Ahora bien, ¿esta dificultad a qué se debe? ¿Es un problema de capacitación de los equipos? ¿Tiene que ver con una dificultad de la propia población?

Primero que nada, diremos que el fetichismo de los CP es un problema a nivel de los procesos de subjetivación de los profesionales, el cual tiene varias consecuencias:

1. Queda eclipsado uno de los aportes más importantes de la Ley de Salud Mental, como es el de padecimiento mental, en virtud de la fascinación ante un objeto omnipotente y omniexplicativo. Pronto perdemos la brújula del sufrimiento psíquico y así dejamos de preguntarnos “¿de qué padece este joven que se expone una y otra vez a situaciones de riesgo?”, y fundamos todo “diagnóstico” en razón de la unicausalidad del consumo.

2. Esta fascinación en torno al consumo conduce a un problema de gravedad teórico-práctica: el subdiagnóstico. Supone la disminución o bien la erradicación de diagnósticos precisos como los que hacen a las deprivaciones y privaciones de cuidados adultos, la psicopatología de los actos (acting out, pasajes al acto, compulsiones, impulsiones, actos antisociales, crisis de desamparo, etc.), los abusos sexuales infantiles y otras formas de traumas psíquicos, en su relación a situaciones de vida que pueden contener o potenciar el padecimiento.

3. De los anteriores se desprende una dificultad más para el campo de la SM: la categoría de padecimiento mental, que nos había significado un aporte crucial, deviene limitante del abordaje de problemáticas cuyo padecimiento no necesariamente se expresa mediante formas reconocibles como tales y de las cuales las personas puedan dar cuenta como vivencias subjetivas expresables en palabras. Hay entonces formas de padecimientos que no están “mentalizados” -término cuyo arraigo cartesiano debe ser definitivamente dejado en el pasado- sino que más bien podemos inferirlos desde afuera. Lo cual nos lleva a considerar más apropiada la categoría de sufrimiento psíquico, entendiendo que el psiquismo es una configuración compleja compuesta de diversos sistemas de inscripción, abierta a lo histórico-político y que involucra la dimensión del cuerpo. Una persona puede sufrir dolores impensables, que lo compulsan a la acción, y sin embargo no poder decir una palabra al respecto o incluso desmentirlo para afirmar lo contrario.
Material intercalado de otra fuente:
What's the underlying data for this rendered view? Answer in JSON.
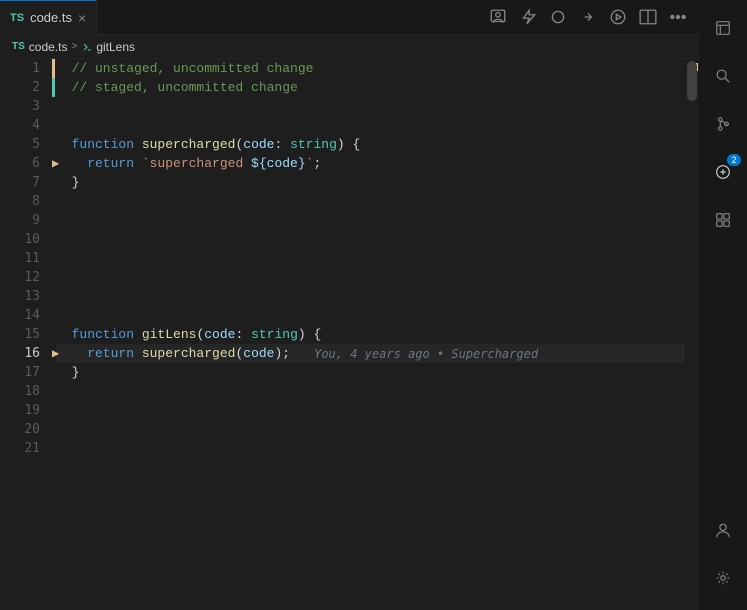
{
  "tab": {
    "lang": "TS",
    "filename": "code.ts",
    "close_icon": "×"
  },
  "breadcrumb": {
    "lang": "TS",
    "file": "code.ts",
    "sep": ">",
    "symbol": "gitLens"
  },
  "toolbar": {
    "icons": [
      "portrait",
      "lightning",
      "circle",
      "arrow-right",
      "play",
      "columns",
      "more"
    ]
  },
  "lines": [
    {
      "num": 1,
      "content": "comment",
      "text": "  // unstaged, uncommitted change",
      "indent": ""
    },
    {
      "num": 2,
      "content": "comment",
      "text": "  // staged, uncommitted change",
      "indent": ""
    },
    {
      "num": 3,
      "content": "empty",
      "text": "",
      "indent": ""
    },
    {
      "num": 4,
      "content": "empty",
      "text": "",
      "indent": ""
    },
    {
      "num": 5,
      "content": "function-def",
      "text": "  function supercharged(code: string) {",
      "indent": ""
    },
    {
      "num": 6,
      "content": "return",
      "text": "    return `supercharged ${code}`;",
      "indent": ""
    },
    {
      "num": 7,
      "content": "close",
      "text": "  }",
      "indent": ""
    },
    {
      "num": 8,
      "content": "empty",
      "text": "",
      "indent": ""
    },
    {
      "num": 9,
      "content": "empty",
      "text": "",
      "indent": ""
    },
    {
      "num": 10,
      "content": "empty",
      "text": "",
      "indent": ""
    },
    {
      "num": 11,
      "content": "empty",
      "text": "",
      "indent": ""
    },
    {
      "num": 12,
      "content": "empty",
      "text": "",
      "indent": ""
    },
    {
      "num": 13,
      "content": "empty",
      "text": "",
      "indent": ""
    },
    {
      "num": 14,
      "content": "empty",
      "text": "",
      "indent": ""
    },
    {
      "num": 15,
      "content": "function-def2",
      "text": "  function gitLens(code: string) {",
      "indent": ""
    },
    {
      "num": 16,
      "content": "active-return",
      "text": "    return supercharged(code);",
      "indent": "",
      "blame": "You, 4 years ago • Supercharged"
    },
    {
      "num": 17,
      "content": "close",
      "text": "  }",
      "indent": ""
    },
    {
      "num": 18,
      "content": "empty",
      "text": "",
      "indent": ""
    },
    {
      "num": 19,
      "content": "empty",
      "text": "",
      "indent": ""
    },
    {
      "num": 20,
      "content": "empty",
      "text": "",
      "indent": ""
    },
    {
      "num": 21,
      "content": "empty",
      "text": "",
      "indent": ""
    }
  ],
  "activity": {
    "icons": [
      "explorer",
      "search",
      "source-control",
      "gitlens",
      "extensions"
    ],
    "badge": "2",
    "bottom_icons": [
      "account",
      "settings"
    ]
  },
  "colors": {
    "keyword": "#569cd6",
    "function": "#dcdcaa",
    "variable": "#9cdcfe",
    "type": "#4ec9b0",
    "string": "#ce9178",
    "comment": "#6a9955",
    "unstaged": "#e2c08d",
    "staged": "#4ec9b0",
    "blame": "#6e7681"
  }
}
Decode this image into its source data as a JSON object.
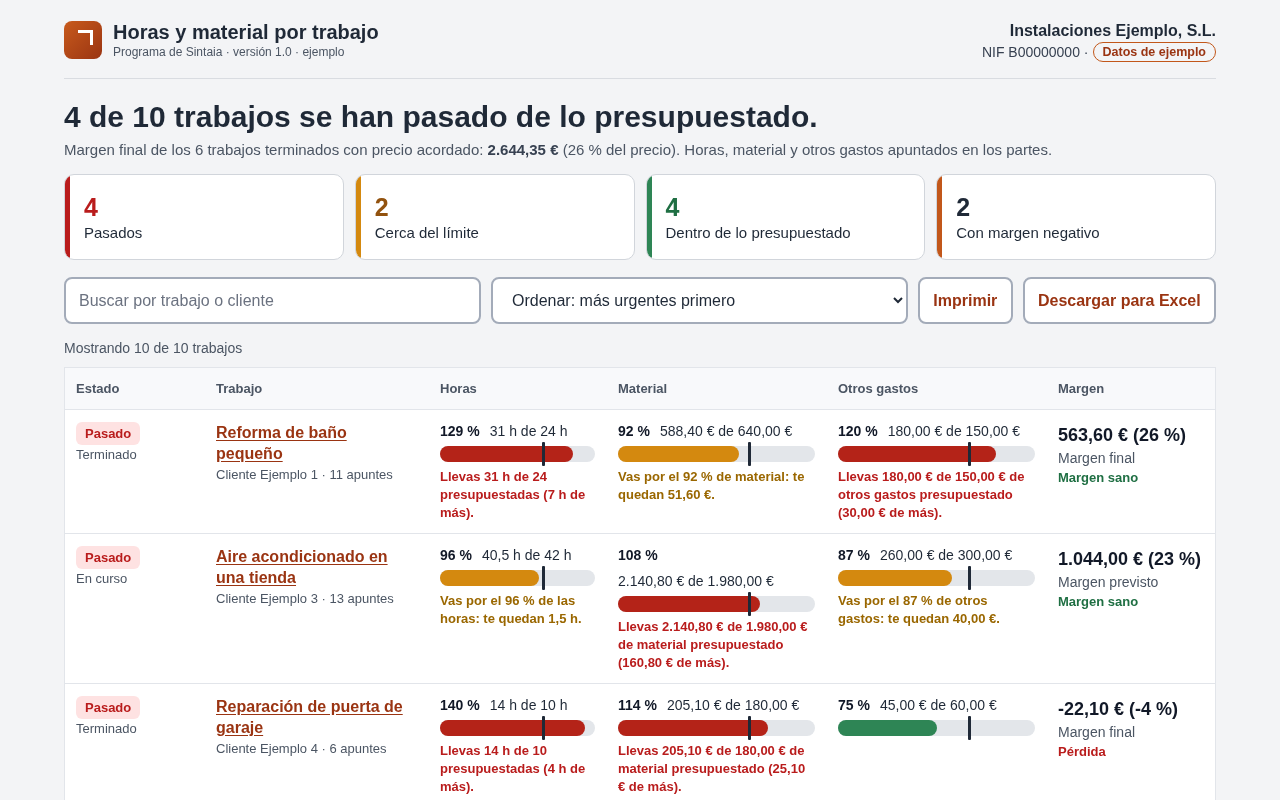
{
  "header": {
    "title": "Horas y material por trabajo",
    "subtitle": "Programa de Sintaia · versión 1.0 · ejemplo",
    "company": "Instalaciones Ejemplo, S.L.",
    "tax_id": "NIF B00000000 ·",
    "badge": "Datos de ejemplo"
  },
  "summary": {
    "headline": "4 de 10 trabajos se han pasado de lo presupuestado.",
    "note": "Margen final de los 6 trabajos terminados con precio acordado: **2.644,35 €** (26 % del precio). Horas, material y otros gastos apuntados en los partes."
  },
  "cards": [
    {
      "count": "4",
      "label": "Pasados",
      "color": "#b91c1c",
      "kind": "over"
    },
    {
      "count": "2",
      "label": "Cerca del límite",
      "color": "#d4890f",
      "kind": "near"
    },
    {
      "count": "4",
      "label": "Dentro de lo presupuestado",
      "color": "#2e8555",
      "kind": "ok"
    },
    {
      "count": "2",
      "label": "Con margen negativo",
      "color": "#c2571a",
      "kind": "plain"
    }
  ],
  "toolbar": {
    "search": {
      "placeholder": "Buscar por trabajo o cliente"
    },
    "sort": "Ordenar: más urgentes primero",
    "buttons": [
      "Imprimir",
      "Descargar para Excel"
    ]
  },
  "result_count": "Mostrando 10 de 10 trabajos",
  "table": {
    "columns": [
      "Estado",
      "Trabajo",
      "Horas",
      "Material",
      "Otros gastos",
      "Margen"
    ],
    "rows": [
      {
        "status": {
          "label": "Pasado",
          "kind": "over"
        },
        "stage": "Terminado",
        "job": "Reforma de baño pequeño",
        "client": "Cliente Ejemplo 1 · 11 apuntes",
        "meters": [
          {
            "percent": "129 %",
            "amount": "31 h de 24 h",
            "level": 0.86,
            "kind": "over",
            "message": "Llevas 31 h de 24 presupuestadas (7 h de más)."
          },
          {
            "percent": "92 %",
            "amount": "588,40 € de 640,00 €",
            "level": 0.613,
            "kind": "near",
            "message": "Vas por el 92 % de material: te quedan 51,60 €."
          },
          {
            "percent": "120 %",
            "amount": "180,00 € de 150,00 €",
            "level": 0.8,
            "kind": "over",
            "message": "Llevas 180,00 € de 150,00 € de otros gastos presupuestado (30,00 € de más)."
          }
        ],
        "margin": {
          "value": "563,60 € (26 %)",
          "label": "Margen final",
          "verdict": "Margen sano",
          "kind": "good"
        }
      },
      {
        "status": {
          "label": "Pasado",
          "kind": "over"
        },
        "stage": "En curso",
        "job": "Aire acondicionado en una tienda",
        "client": "Cliente Ejemplo 3 · 13 apuntes",
        "meters": [
          {
            "percent": "96 %",
            "amount": "40,5 h de 42 h",
            "level": 0.64,
            "kind": "near",
            "message": "Vas por el 96 % de las horas: te quedan 1,5 h."
          },
          {
            "percent": "108 %",
            "amount": "2.140,80 € de 1.980,00 €",
            "level": 0.72,
            "kind": "over",
            "message": "Llevas 2.140,80 € de 1.980,00 € de material presupuestado (160,80 € de más)."
          },
          {
            "percent": "87 %",
            "amount": "260,00 € de 300,00 €",
            "level": 0.58,
            "kind": "near",
            "message": "Vas por el 87 % de otros gastos: te quedan 40,00 €."
          }
        ],
        "margin": {
          "value": "1.044,00 € (23 %)",
          "label": "Margen previsto",
          "verdict": "Margen sano",
          "kind": "good"
        }
      },
      {
        "status": {
          "label": "Pasado",
          "kind": "over"
        },
        "stage": "Terminado",
        "job": "Reparación de puerta de garaje",
        "client": "Cliente Ejemplo 4 · 6 apuntes",
        "meters": [
          {
            "percent": "140 %",
            "amount": "14 h de 10 h",
            "level": 0.933,
            "kind": "over",
            "message": "Llevas 14 h de 10 presupuestadas (4 h de más)."
          },
          {
            "percent": "114 %",
            "amount": "205,10 € de 180,00 €",
            "level": 0.76,
            "kind": "over",
            "message": "Llevas 205,10 € de 180,00 € de material presupuestado (25,10 € de más)."
          },
          {
            "percent": "75 %",
            "amount": "45,00 € de 60,00 €",
            "level": 0.5,
            "kind": "ok"
          }
        ],
        "margin": {
          "value": "-22,10 € (-4 %)",
          "label": "Margen final",
          "verdict": "Pérdida",
          "kind": "loss"
        }
      }
    ]
  }
}
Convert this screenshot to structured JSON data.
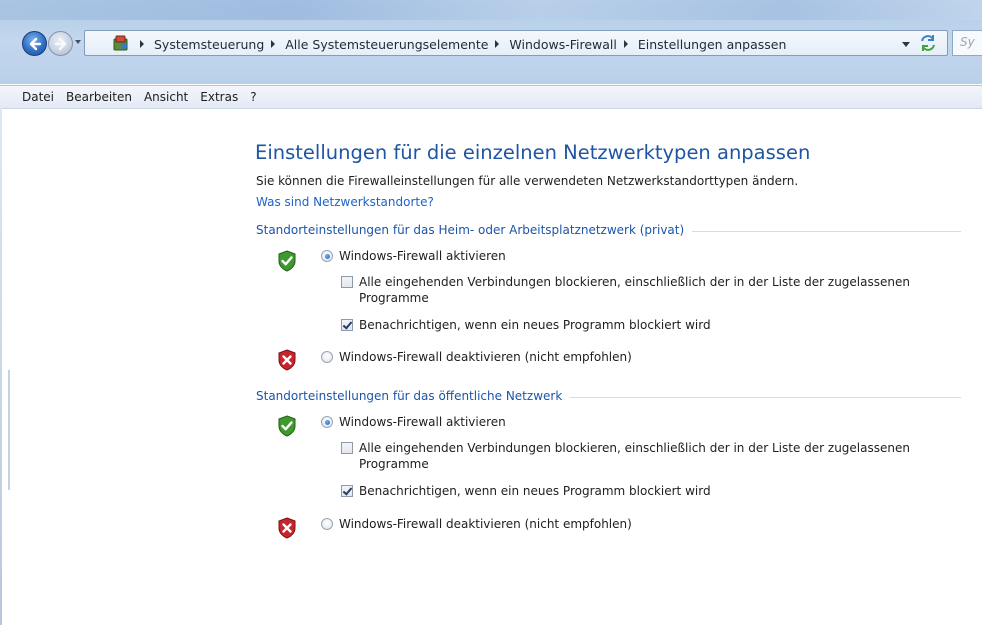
{
  "address_bar": {
    "breadcrumbs": [
      "Systemsteuerung",
      "Alle Systemsteuerungselemente",
      "Windows-Firewall",
      "Einstellungen anpassen"
    ],
    "search_placeholder": "Sy"
  },
  "menu": {
    "items": [
      "Datei",
      "Bearbeiten",
      "Ansicht",
      "Extras",
      "?"
    ]
  },
  "main": {
    "title": "Einstellungen für die einzelnen Netzwerktypen anpassen",
    "description": "Sie können die Firewalleinstellungen für alle verwendeten Netzwerkstandorttypen ändern.",
    "help_link": "Was sind Netzwerkstandorte?",
    "groups": [
      {
        "header": "Standorteinstellungen für das Heim- oder Arbeitsplatznetzwerk (privat)",
        "enable_label": "Windows-Firewall aktivieren",
        "enable_selected": true,
        "block_all_label": "Alle eingehenden Verbindungen blockieren, einschließlich der in der Liste der zugelassenen Programme",
        "block_all_checked": false,
        "notify_label": "Benachrichtigen, wenn ein neues Programm blockiert wird",
        "notify_checked": true,
        "disable_label": "Windows-Firewall deaktivieren (nicht empfohlen)",
        "disable_selected": false
      },
      {
        "header": "Standorteinstellungen für das öffentliche Netzwerk",
        "enable_label": "Windows-Firewall aktivieren",
        "enable_selected": true,
        "block_all_label": "Alle eingehenden Verbindungen blockieren, einschließlich der in der Liste der zugelassenen Programme",
        "block_all_checked": false,
        "notify_label": "Benachrichtigen, wenn ein neues Programm blockiert wird",
        "notify_checked": true,
        "disable_label": "Windows-Firewall deaktivieren (nicht empfohlen)",
        "disable_selected": false
      }
    ]
  },
  "icons": {
    "shield_ok": "green-shield-check-icon",
    "shield_off": "red-shield-x-icon"
  },
  "colors": {
    "title_blue": "#1f55a3",
    "link_blue": "#1c64c7",
    "shield_green": "#3f9a2e",
    "shield_red": "#c8242b"
  }
}
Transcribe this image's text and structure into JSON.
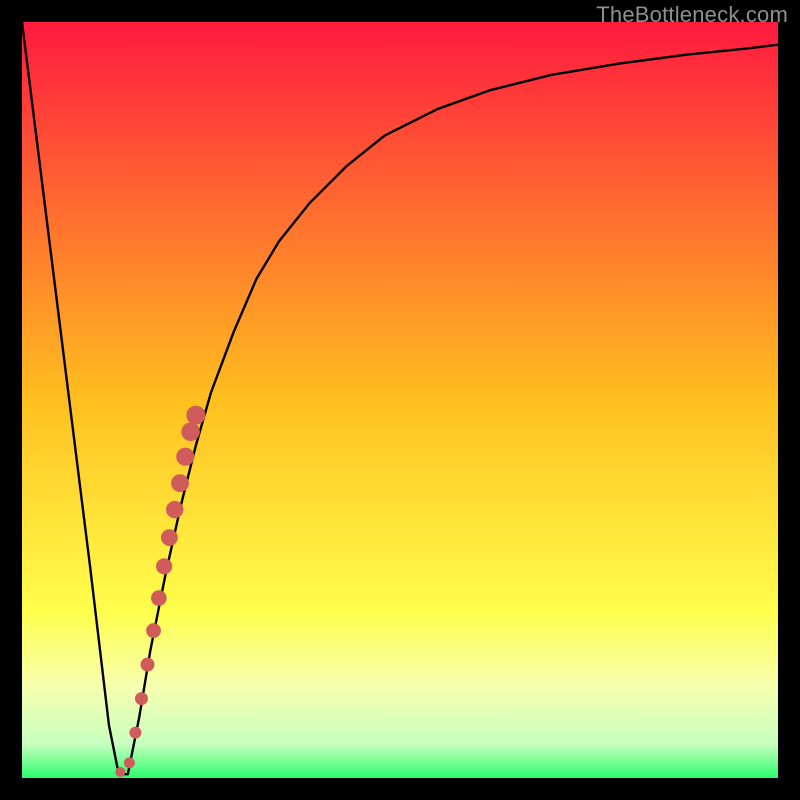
{
  "watermark": "TheBottleneck.com",
  "colors": {
    "frame": "#000000",
    "curve": "#000000",
    "dots": "#cf5b5b",
    "gradient_stops": [
      {
        "offset": 0.0,
        "color": "#ff1a3f"
      },
      {
        "offset": 0.5,
        "color": "#ffbf1f"
      },
      {
        "offset": 0.78,
        "color": "#ffff4d"
      },
      {
        "offset": 0.88,
        "color": "#f6ffb0"
      },
      {
        "offset": 0.955,
        "color": "#c8ffbf"
      },
      {
        "offset": 1.0,
        "color": "#2bfd6e"
      }
    ]
  },
  "chart_data": {
    "type": "line",
    "title": "",
    "xlabel": "",
    "ylabel": "",
    "xlim": [
      0,
      100
    ],
    "ylim": [
      0,
      100
    ],
    "series": [
      {
        "name": "bottleneck-curve",
        "x": [
          0,
          3,
          6,
          9,
          11.5,
          12.8,
          14,
          15.5,
          17,
          19,
          21,
          23,
          25,
          28,
          31,
          34,
          38,
          43,
          48,
          55,
          62,
          70,
          79,
          88,
          96,
          100
        ],
        "y": [
          100,
          76,
          52,
          28,
          7,
          0.5,
          0.5,
          8,
          17,
          27,
          36,
          44,
          51,
          59,
          66,
          71,
          76,
          81,
          85,
          88.5,
          91,
          93,
          94.5,
          95.7,
          96.5,
          97
        ]
      }
    ],
    "scatter": {
      "name": "highlight-dots",
      "x": [
        13.0,
        14.2,
        15.0,
        15.8,
        16.6,
        17.4,
        18.1,
        18.8,
        19.5,
        20.2,
        20.9,
        21.6,
        22.3,
        23.0
      ],
      "y": [
        0.8,
        2.0,
        6.0,
        10.5,
        15.0,
        19.5,
        23.8,
        28.0,
        31.8,
        35.5,
        39.0,
        42.5,
        45.8,
        48.0
      ],
      "r": [
        5.0,
        5.5,
        6.0,
        6.5,
        7.0,
        7.4,
        7.8,
        8.1,
        8.4,
        8.7,
        8.9,
        9.1,
        9.3,
        9.5
      ]
    }
  }
}
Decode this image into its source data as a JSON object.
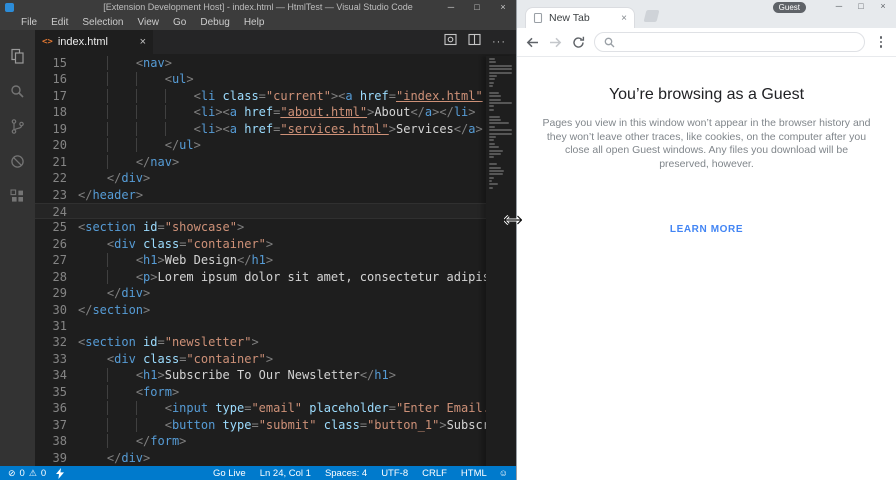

Esa persona habitualmente sufre más que cualquier otra que pueda hablar de su padecimiento.

4. Las formas instituidas de violencia configuran subjetivaciones que desubjetivan aspectos basales de nuestra constitución psíquica. La con-dolencia se encuentra entre esos fundamentos: nos humanizamos gracias a que alguien no sólo nos amó, sino que, sobre todo, fue capaz de sentir el apremio del apremio del bebé que fuimos, identificarse con nuestra absoluta dependencia y responder eficazmente a ella. La capacidad de preocupación por el otro (Winnicott, 2013), parte de que alguien tuvo la capacidad de preocuparse por nosotros. Pero esta posibilidad rápidamente puede quedar inhibida o acotada cuando formas de la violencia como el fetichismo de los CP no nos permite ver más allá del objeto, alejándonos de la posibilidad de hacer contacto con las personas que experimentan sufrimientos profundos que muchas veces no se atreven/pueden sentir ni hablar.

Consumos problemáticos en las políticas públicas

Cuando la política pública consume consumo, da lugar al diseño de políticas centradas en la imagen fascinante del objeto fetiche

Cuando la política pública consume consumo, da lugar al diseño de políticas centradas en la imagen fascinante del objeto fetiche. A la desubjetivación de los profesionales se suma el trabajo nuestro al interior de la maquinaria administrativo-burocrática que termina de abrochar el fetiche al ofrecer toda una serie de instituciones centradas en el mismo. A esta maquinaria sólo podrá ingresar aquel que porte el signo del consumo considerado problemático, operación que termina por definir el estigma que devendrá identidad, su lugar dentro del dispositivo, su tratamiento y lo que se considerará como condición de salida del mismo. De este modo muchas veces ante situaciones de extrema gravedad psíquica y social que requieren alguna forma de internación o tratamiento especializado, la pregunta que definirá si queda por fuera del abordaje propuesto o no es: “¿consume”.

Desde luego, la mayoría de nosotros suele descreer de la efectividad de los procesos de subjetivación y entonces pensamos que en nuestras prácticas cotidianas no nos dejamos deslumbrar por un fetiche que en verdad sólo usaríamos a los fines de brindar abordajes respetuosos de la subjetividad y los derechos humanos. Pero si esto fuera cierto deberíamos considerar que aun cuando la respuesta a la pregunta acerca de si la persona es portadora del fetiche es afirmativa (¿podría ser negativa en una sociedad de consumo?) habitualmente ni siquiera se nos solicita, ni muchas veces tampoco ofrecemos, un diagnóstico[5] acerca del padecimiento de ese sujeto. O incluso, si realmente creemos que vemos más allá del fetiche, a la hora de recepcionar o derivar una problemática vinculada al consumo, nos plantearíamos como pregunta obvia, de rutina, ¿qué lugar ocupa el objeto en la situación psíquica y social de esa persona? Pero esa pregunta requeriría estar por fuera de la omnipotencia del objeto y teniendo bien en claro que lo relevante es lo que sucede con el sujeto y su comunidad.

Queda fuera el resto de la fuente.